Sélectionner une page

René Dumont (1904 – 2001) : Le premier « écolo » français… ( présidentiable en 1974 )

René Dumont (1904-2001) dans son film de campagne en 1974. En agrandissement : René Dumont à Paris devant la Tour Eiffel.

René Dumont fut choisi par les premiers partis écologistes pour les représenter à l’élection présidentielle de 1974 qui allait amener Valéry Giscard d’Estaing à l’Élysée. Excellent choix malgré un résultat modeste, 1,32% des suffrages exprimés.

Cet agronome connu pour son engagement aux côtés des paysans du tiers monde allait en effet populariser le message écologiste auprès de millions de Français en usant d’un sens aigu de la communication. Pull-over rouge, crinière blanche et yeux bleus, il ne ratait jamais l’occasion de faire parler de lui par un coup d’éclat ou une foucade.Visionnaire attaché au concret, il a entrevu avec une singulière prémonition les grands enjeux à venir, que ce soit l’explosion démographique du XXe siècle dont il s’est inquiété dès 1932, les dégâts de la colonisation sur les paysanneries pauvres, la faillite des indépendances africaines et bien sûr les effets de la surconsommation des pays riches sur l’environnement et le climat. Il s’est aussi trompé lourdement, sur l’agriculture intensive et le régime maoïste en Chine, mais n’a eu aucune réticence à admettre ses erreurs, du moins dans le premier cas.

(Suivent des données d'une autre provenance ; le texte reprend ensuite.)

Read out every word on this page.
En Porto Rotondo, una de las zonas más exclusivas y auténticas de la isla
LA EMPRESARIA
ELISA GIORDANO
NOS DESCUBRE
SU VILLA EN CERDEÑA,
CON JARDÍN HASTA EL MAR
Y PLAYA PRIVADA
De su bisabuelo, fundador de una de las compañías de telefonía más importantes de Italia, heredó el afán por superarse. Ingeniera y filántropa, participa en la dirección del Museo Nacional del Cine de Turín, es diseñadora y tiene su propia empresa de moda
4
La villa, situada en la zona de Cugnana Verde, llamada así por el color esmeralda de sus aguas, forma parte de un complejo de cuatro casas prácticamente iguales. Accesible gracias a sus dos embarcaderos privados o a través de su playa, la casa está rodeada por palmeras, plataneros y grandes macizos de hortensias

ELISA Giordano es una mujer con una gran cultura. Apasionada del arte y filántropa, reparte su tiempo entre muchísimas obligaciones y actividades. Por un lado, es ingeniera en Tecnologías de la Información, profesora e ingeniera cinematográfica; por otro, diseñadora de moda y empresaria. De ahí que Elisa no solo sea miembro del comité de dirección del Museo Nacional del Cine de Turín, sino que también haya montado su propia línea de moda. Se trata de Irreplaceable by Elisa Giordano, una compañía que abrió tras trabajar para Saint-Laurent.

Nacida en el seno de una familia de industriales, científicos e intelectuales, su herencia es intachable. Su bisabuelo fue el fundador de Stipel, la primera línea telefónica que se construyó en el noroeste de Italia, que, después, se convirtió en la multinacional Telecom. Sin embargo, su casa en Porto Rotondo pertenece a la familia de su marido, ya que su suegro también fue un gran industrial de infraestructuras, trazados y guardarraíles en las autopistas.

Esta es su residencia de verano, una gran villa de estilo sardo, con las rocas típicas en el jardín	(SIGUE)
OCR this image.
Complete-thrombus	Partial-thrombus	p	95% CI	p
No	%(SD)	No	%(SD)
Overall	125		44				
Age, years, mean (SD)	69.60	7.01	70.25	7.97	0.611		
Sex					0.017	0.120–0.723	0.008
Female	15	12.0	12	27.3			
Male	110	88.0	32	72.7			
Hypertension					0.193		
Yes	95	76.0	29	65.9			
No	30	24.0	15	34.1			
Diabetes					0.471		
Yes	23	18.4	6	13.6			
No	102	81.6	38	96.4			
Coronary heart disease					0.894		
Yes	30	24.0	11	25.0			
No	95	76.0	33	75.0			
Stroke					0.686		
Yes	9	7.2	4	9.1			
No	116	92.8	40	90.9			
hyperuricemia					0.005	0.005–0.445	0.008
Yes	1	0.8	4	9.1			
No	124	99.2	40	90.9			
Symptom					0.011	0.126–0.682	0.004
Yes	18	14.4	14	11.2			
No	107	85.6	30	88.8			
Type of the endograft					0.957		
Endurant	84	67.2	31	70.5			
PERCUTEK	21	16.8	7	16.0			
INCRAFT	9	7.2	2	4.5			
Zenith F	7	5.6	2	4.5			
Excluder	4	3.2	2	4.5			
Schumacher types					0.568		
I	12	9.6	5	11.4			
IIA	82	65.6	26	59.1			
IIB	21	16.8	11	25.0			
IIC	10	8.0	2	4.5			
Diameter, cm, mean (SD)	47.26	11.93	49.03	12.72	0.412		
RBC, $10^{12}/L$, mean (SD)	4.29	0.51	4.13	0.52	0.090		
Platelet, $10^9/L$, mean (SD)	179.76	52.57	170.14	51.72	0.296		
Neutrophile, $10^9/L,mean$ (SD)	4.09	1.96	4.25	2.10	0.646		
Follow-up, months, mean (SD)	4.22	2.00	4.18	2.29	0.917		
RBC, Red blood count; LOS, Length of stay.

Mais, victime de la malédiction de Cassandre, René Dumont a souffert de voir ses avertissements restés sans effet. Les écologistes qui ambitionnent de conquérir plusieurs grandes municipalités françaises ce 28 juin 2020 seraient bien inspirés de se pencher sur les raisons de son échec…

Un témoin engagé… et désespéré du XXe siècle

René Dumont a traversé son siècle avec une énergie toujours renouvelée, cherchant la compagnie des paysans et houspillant les nantis et les puissants. Son parcours découle assez naturellement de son héritage et de son enfance, ainsi que le montre son biographe Jean-Paul Besset (Une vie saisie par l’écologie, 1992). Il est né à Cambrai en 1904 dans une famille farouchement républicaine et laïque. Son père, au regret de ne pouvoir reprendre la ferme familiale dans les Ardennes, est devenu instituteur rural puis ingénieur agricole, publiant quantité d’ouvrages de vulgarisation technique. Sa mère, l’une des premières agrégées de mathématiques, devient directrice de collège.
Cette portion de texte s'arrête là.